Auf dem Weg von der Oberpfalz nach Brüssel oder Straßburg: In unserer Serie "Politik und Pommes" berichtet diesmal Ismail Ertug (SPD) aus Kümmersbruck (Kreis Amberg-Sulzbach) über seinen Alltag als Europa-Abgeordneter:
"Wie jeden Montag steige ich in den Flieger von München nach Brüssel. Vom Flughafen aus geht es direkt ins Europäische Parlament. Denn dort beginnt die erste von 25 Anhörungen des designierten Kommissars Maros Sefcovic. Er soll den Kontakt zwischen der Kommission und dem Parlament pflegen. Aber auch der Aufbau einer europäischen Batteriezellenproduktion läge in seinem Aufgabenbereich, was für mich als Verkehrspolitiker besonders interessant ist. Denn ohne eigene Batteriezellenproduktion können wir den Umstieg auf Elektromobilität nicht schaffen.
Wieso nur 25 Anhörungen? Im Vorfeld hatte der Rechtsausschuss alle Kandidat*innen auf Interessenskonflikte untersucht. Die Rumänin Rovana Plumb und der Ungar László Trócsányi wurden nicht zu den Anhörungen zugelassen. Und ein EU-Staat hatte keinen Kandidaten geschickt: Großbritannien wegen des Brexits. Rumänien und Ungarn werden neue Kandidat*innen nominieren und die Anhörungen werden im November oder Dezember nachgeholt.
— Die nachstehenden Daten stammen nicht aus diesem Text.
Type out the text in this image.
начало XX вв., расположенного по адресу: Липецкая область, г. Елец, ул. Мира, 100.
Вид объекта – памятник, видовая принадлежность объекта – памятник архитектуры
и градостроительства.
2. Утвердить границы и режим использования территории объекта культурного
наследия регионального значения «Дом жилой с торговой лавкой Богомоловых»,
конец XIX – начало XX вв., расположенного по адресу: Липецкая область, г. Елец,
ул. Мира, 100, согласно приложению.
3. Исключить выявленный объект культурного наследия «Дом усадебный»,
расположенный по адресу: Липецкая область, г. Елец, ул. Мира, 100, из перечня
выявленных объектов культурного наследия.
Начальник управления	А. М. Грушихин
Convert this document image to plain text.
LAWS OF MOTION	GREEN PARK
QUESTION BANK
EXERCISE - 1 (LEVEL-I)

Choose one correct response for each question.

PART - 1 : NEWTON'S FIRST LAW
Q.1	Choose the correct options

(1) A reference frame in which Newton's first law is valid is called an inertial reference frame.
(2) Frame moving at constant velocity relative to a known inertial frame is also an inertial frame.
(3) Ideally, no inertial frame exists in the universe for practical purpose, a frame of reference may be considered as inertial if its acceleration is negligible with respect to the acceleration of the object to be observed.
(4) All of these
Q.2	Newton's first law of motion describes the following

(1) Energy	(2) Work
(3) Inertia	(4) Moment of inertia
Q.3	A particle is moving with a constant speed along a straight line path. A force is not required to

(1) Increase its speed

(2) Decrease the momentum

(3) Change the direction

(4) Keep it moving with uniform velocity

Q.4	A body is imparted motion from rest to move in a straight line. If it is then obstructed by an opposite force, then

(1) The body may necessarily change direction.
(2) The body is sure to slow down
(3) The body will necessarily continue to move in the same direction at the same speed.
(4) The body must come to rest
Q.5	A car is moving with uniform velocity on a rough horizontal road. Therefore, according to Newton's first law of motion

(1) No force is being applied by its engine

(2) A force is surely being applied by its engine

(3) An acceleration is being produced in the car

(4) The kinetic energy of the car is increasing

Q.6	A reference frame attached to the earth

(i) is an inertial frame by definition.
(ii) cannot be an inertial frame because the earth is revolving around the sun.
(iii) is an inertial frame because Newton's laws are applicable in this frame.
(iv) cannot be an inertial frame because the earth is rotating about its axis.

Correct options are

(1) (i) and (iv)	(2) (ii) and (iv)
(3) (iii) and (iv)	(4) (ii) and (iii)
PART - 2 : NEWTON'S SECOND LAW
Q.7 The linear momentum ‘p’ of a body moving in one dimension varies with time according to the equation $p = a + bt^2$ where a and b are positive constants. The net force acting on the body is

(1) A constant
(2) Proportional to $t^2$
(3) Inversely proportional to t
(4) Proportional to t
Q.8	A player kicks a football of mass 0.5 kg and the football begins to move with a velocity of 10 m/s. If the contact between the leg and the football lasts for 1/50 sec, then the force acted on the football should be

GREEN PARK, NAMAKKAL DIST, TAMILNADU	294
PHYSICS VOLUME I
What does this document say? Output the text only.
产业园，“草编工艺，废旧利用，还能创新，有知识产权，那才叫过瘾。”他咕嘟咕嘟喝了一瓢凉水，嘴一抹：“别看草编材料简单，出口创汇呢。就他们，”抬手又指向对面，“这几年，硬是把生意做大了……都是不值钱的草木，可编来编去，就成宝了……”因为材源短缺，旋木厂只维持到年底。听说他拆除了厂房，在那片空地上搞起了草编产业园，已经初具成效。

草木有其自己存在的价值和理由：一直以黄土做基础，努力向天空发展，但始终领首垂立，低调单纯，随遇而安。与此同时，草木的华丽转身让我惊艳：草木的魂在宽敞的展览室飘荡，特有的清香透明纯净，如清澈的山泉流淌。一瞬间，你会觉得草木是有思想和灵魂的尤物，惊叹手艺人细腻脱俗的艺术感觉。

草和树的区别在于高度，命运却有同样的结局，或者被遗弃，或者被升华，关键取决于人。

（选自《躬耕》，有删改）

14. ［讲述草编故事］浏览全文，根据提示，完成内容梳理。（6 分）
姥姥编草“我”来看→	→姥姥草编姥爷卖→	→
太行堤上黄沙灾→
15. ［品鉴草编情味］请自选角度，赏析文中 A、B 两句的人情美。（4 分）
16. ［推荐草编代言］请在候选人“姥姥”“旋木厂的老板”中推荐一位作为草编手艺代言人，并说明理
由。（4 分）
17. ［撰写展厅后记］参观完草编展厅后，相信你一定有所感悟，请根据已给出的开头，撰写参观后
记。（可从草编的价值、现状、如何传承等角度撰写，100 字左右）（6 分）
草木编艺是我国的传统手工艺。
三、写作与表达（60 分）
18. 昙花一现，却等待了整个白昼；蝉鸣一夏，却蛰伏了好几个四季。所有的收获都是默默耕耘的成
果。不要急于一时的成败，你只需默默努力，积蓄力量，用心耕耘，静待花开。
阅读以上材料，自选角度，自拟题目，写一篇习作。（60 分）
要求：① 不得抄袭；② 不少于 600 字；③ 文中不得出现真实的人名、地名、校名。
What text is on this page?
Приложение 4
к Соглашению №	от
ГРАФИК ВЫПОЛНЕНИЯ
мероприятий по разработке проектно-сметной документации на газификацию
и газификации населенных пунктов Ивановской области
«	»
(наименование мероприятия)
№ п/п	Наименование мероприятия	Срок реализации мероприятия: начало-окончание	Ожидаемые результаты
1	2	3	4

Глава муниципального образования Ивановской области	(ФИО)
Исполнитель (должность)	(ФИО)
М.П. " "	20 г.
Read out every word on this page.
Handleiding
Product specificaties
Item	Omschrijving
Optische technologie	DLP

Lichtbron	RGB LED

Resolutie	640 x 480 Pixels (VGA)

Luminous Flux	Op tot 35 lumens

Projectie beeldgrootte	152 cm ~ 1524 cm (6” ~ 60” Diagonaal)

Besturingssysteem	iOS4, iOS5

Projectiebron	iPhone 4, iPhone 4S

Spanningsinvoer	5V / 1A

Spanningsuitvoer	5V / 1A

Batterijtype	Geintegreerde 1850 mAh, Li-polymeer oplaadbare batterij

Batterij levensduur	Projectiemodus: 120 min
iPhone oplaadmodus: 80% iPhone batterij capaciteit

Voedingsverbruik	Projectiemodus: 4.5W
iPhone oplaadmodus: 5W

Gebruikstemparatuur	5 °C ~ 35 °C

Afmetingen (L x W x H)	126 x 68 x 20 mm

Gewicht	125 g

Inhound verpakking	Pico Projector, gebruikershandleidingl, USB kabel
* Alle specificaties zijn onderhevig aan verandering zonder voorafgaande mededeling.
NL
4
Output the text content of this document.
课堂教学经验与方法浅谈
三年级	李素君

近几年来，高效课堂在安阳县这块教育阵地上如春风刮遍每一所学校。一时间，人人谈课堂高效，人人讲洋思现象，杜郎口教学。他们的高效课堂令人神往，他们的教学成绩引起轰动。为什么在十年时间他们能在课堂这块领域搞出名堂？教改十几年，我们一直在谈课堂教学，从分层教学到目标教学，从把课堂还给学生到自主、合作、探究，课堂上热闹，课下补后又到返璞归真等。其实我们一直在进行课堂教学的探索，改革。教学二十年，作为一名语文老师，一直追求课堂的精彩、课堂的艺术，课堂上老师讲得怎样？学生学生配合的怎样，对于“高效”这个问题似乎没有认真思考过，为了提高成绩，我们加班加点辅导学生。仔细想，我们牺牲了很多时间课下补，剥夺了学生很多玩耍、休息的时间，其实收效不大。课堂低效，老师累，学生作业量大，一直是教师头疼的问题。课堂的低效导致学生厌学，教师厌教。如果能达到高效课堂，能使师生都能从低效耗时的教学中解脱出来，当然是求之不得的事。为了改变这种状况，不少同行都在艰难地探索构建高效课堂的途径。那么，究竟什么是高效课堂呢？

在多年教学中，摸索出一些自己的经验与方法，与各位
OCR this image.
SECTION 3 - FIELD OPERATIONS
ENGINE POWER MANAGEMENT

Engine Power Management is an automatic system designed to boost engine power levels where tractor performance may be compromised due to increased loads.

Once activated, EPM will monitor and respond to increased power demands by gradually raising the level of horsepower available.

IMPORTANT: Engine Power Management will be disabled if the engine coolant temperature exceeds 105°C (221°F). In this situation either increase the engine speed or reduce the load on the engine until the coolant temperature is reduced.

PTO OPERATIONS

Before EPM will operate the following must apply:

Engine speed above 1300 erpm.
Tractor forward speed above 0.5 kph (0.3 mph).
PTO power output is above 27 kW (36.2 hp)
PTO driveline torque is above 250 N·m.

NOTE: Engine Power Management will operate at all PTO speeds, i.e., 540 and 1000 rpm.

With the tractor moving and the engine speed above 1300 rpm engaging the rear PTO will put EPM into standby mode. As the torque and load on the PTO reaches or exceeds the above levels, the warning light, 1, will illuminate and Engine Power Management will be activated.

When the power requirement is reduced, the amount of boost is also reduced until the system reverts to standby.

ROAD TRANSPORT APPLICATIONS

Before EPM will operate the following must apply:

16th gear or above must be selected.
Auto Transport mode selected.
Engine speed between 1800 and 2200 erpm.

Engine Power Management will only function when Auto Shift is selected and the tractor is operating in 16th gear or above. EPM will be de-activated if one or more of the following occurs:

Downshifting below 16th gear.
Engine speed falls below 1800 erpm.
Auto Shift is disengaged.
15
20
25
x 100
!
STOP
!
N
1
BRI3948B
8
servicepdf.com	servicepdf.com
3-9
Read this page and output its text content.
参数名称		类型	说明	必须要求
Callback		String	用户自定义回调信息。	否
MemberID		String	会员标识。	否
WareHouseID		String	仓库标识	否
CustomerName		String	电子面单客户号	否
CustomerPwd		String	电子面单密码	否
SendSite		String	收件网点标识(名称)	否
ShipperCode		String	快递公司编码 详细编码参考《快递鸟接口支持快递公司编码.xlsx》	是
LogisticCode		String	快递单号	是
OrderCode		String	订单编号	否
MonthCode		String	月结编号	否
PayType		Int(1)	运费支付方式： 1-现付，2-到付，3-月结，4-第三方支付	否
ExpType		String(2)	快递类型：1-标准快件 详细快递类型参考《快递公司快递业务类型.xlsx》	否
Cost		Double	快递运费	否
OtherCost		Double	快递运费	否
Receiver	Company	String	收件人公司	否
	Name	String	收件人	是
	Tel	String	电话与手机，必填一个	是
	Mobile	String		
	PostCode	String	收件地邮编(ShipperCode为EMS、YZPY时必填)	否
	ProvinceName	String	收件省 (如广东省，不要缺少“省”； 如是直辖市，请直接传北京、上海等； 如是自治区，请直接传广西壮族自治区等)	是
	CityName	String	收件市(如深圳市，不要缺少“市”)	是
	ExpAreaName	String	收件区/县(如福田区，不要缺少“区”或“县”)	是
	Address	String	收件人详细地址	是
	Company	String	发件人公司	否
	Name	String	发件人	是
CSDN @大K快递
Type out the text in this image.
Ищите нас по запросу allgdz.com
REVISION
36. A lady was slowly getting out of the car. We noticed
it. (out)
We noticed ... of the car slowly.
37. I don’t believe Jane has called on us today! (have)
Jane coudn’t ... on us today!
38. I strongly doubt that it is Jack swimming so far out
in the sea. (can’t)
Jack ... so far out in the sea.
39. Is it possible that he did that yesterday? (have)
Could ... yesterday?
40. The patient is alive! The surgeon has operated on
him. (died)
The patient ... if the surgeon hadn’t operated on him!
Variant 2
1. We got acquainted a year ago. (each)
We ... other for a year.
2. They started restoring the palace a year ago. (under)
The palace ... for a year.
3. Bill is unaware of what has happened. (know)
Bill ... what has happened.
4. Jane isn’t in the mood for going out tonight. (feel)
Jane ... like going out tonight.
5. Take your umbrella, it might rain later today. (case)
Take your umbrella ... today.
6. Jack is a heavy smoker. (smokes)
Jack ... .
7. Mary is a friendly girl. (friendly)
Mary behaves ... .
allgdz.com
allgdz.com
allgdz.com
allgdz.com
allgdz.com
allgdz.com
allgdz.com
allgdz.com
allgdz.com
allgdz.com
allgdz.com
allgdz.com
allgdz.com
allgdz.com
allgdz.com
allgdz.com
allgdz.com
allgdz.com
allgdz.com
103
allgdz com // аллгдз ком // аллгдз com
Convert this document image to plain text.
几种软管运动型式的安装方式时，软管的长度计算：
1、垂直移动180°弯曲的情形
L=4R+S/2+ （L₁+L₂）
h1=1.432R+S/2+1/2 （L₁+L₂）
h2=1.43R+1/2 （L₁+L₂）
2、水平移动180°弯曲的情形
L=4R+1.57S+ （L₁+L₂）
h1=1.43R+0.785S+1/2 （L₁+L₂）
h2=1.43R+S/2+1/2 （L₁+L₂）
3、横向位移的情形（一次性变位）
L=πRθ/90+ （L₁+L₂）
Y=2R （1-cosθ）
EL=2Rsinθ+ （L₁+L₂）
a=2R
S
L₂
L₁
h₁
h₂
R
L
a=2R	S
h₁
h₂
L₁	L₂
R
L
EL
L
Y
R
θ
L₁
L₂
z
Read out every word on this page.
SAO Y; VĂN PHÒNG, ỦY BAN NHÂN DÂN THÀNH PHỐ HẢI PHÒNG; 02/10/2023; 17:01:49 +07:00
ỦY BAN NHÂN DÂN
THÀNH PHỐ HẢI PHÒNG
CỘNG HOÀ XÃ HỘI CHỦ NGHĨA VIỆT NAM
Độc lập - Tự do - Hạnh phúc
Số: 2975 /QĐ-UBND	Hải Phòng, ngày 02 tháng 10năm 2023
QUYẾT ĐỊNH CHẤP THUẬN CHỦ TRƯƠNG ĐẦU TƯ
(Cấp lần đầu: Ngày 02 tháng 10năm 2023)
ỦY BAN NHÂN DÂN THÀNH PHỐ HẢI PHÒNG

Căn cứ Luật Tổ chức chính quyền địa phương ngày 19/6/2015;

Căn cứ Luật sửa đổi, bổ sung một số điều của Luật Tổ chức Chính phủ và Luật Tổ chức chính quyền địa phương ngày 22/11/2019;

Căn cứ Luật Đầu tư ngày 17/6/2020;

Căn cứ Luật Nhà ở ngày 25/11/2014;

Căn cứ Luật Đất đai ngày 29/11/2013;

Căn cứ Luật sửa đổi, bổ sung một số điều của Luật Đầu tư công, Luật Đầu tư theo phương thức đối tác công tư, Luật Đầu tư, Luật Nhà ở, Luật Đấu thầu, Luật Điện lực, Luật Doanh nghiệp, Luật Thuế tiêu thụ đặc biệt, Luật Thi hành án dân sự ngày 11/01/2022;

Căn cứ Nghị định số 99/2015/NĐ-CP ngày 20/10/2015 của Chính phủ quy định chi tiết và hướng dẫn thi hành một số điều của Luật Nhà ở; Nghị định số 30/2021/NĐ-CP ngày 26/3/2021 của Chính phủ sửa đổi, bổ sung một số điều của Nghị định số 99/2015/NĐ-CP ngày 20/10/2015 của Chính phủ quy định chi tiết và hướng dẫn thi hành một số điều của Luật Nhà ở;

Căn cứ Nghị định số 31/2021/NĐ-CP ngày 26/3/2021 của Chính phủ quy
Anfang Dezember soll die neue EU-Kommission von Ursula von der Leyen ihre Arbeit aufnehmen. Daher finden einige Anhörungen parallel statt. Man merkt dem Haus die Spannung an. Überall diskutieren Politiker, Journalisten und Mitarbeiter, wie die Anhörungen gelaufen sind. Muss jemand nachsitzen und sich erneut den Fragen der Abgeordneten stellen?
Als neugewählter Vizefraktionschef der sozialdemokratischen Fraktion im Europäischen Parlament war ich für die Vorbereitungen einiger Anhörungen verantwortlich. Welche Abgeordneten aus welchen Ausschüssen Fragen stellen dürfen, wird vorher in einem komplexen Verfahren festgelegt: Welcher Fraktion gehört man an? Je nach Größe dürfen mehr oder weniger Fragen gestellt werden. Habe ich eine besondere Funktion in der Fraktion inne? Das sind alles Aspekte, die bei der Vergabe der Fragen eine Rolle spielen. Natürlich hält jeder Abgeordnete seine Frage für die Wichtigste. Aber die Zeit und auch die Fragen sind begrenzt.
Besonders spannend war die Befragung von Sylvie Goulard, da ich diese maßgeblich mitvorbereitet hatte. Goulard sollte als Zuständige für Binnenmarkt und Verteidigung eine der wichtigsten Position in der neuen EU-Kommission bekleiden. Leider war die ehemalige Kollegin nicht gut vorbereitet und konnte auch die Zweifel an ihrer Integrität nicht ausräumen. Sie hatte üppige Beraterhonorare kassiert und einen Mitarbeiter scheinbeschäftigt. Deshalb wurde sie zu einer zweiten Anhörung eingeladen und am Ende stimmten die Abgeordneten mit 82 zu 29 Stimmen gegen sie."
Ist ein Kandidat für den Posten eines Kommissars abgelehnt, muss der Staatschef einen neuen bestimmen. Im Fall von Sylvie Goulard ist das der französische Präsident Emmanuel Macron. Einige sehen diese Abstimmung als Rache für Manfred Weber, den Macron nicht als Chef der EU-Kommission akzepteieren wollte.